Missing outcomes. Every operation must declare at least one outcome. Operations without outcomes are elaboration errors.
Overlapping effects in parallel branches. Two operations in parallel branches that transition the same entity type create a conflict detected at elaboration time. Use separate entity types for independent parallel work.
Assuming operations produce verdicts. Operations produce state transitions and outcomes. Verdicts come from rules only.
How Operations Connect to Other Constructs
- Entities provide the state machines that operations transition.
- Personas gate who can invoke each operation.
- Rules produce the verdicts that operations reference in preconditions.
- Flows orchestrate operations via OperationSteps, routing on outcomes.
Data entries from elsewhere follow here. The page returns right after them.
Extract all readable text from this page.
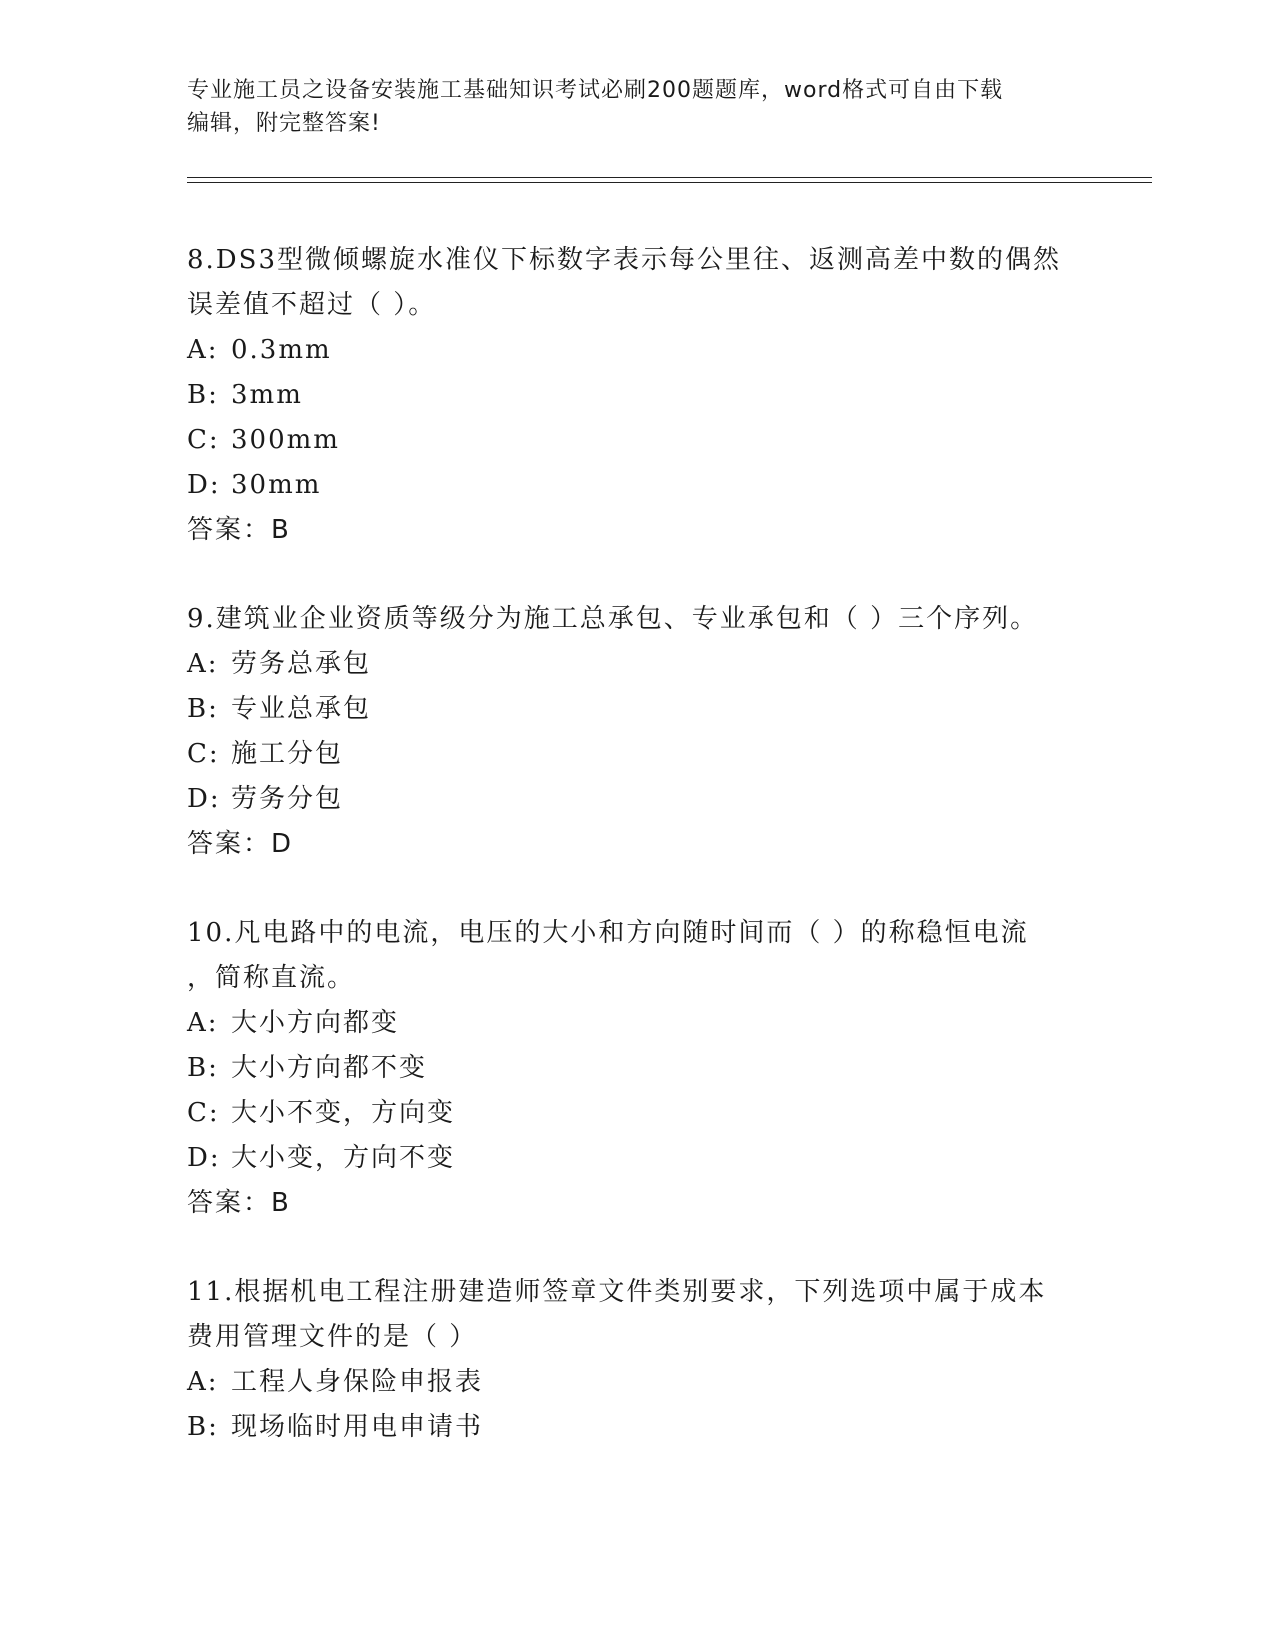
专业施工员之设备安装施工基础知识考试必刷200题题库，word格式可自由下载
编辑，附完整答案!

8.DS3型微倾螺旋水准仪下标数字表示每公里往、返测高差中数的偶然

误差值不超过（ ）。

A: 0.3mm

B: 3mm

C: 300mm

D: 30mm

答案：B

9.建筑业企业资质等级分为施工总承包、专业承包和（ ）三个序列。

A: 劳务总承包

B: 专业总承包

C: 施工分包

D: 劳务分包

答案：D

10.凡电路中的电流，电压的大小和方向随时间而（ ）的称稳恒电流

，简称直流。

A: 大小方向都变

B: 大小方向都不变

C: 大小不变，方向变

D: 大小变，方向不变

答案：B

11.根据机电工程注册建造师签章文件类别要求，下列选项中属于成本

费用管理文件的是（ ）

A: 工程人身保险申报表

B: 现场临时用电申请书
- Provenance records every operation execution with full traceability.
Static Analysis Properties
- S3a (Structural admissibility) determines which operations are structurally possible for each entity state and persona combination.
- S4 (Authority topology) maps personas to operations across all entity states.
- S5 (Verdict and outcome space) enumerates all possible outcomes for each operation.
- S6 (Flow path enumeration) traces operation outcomes through flow routing.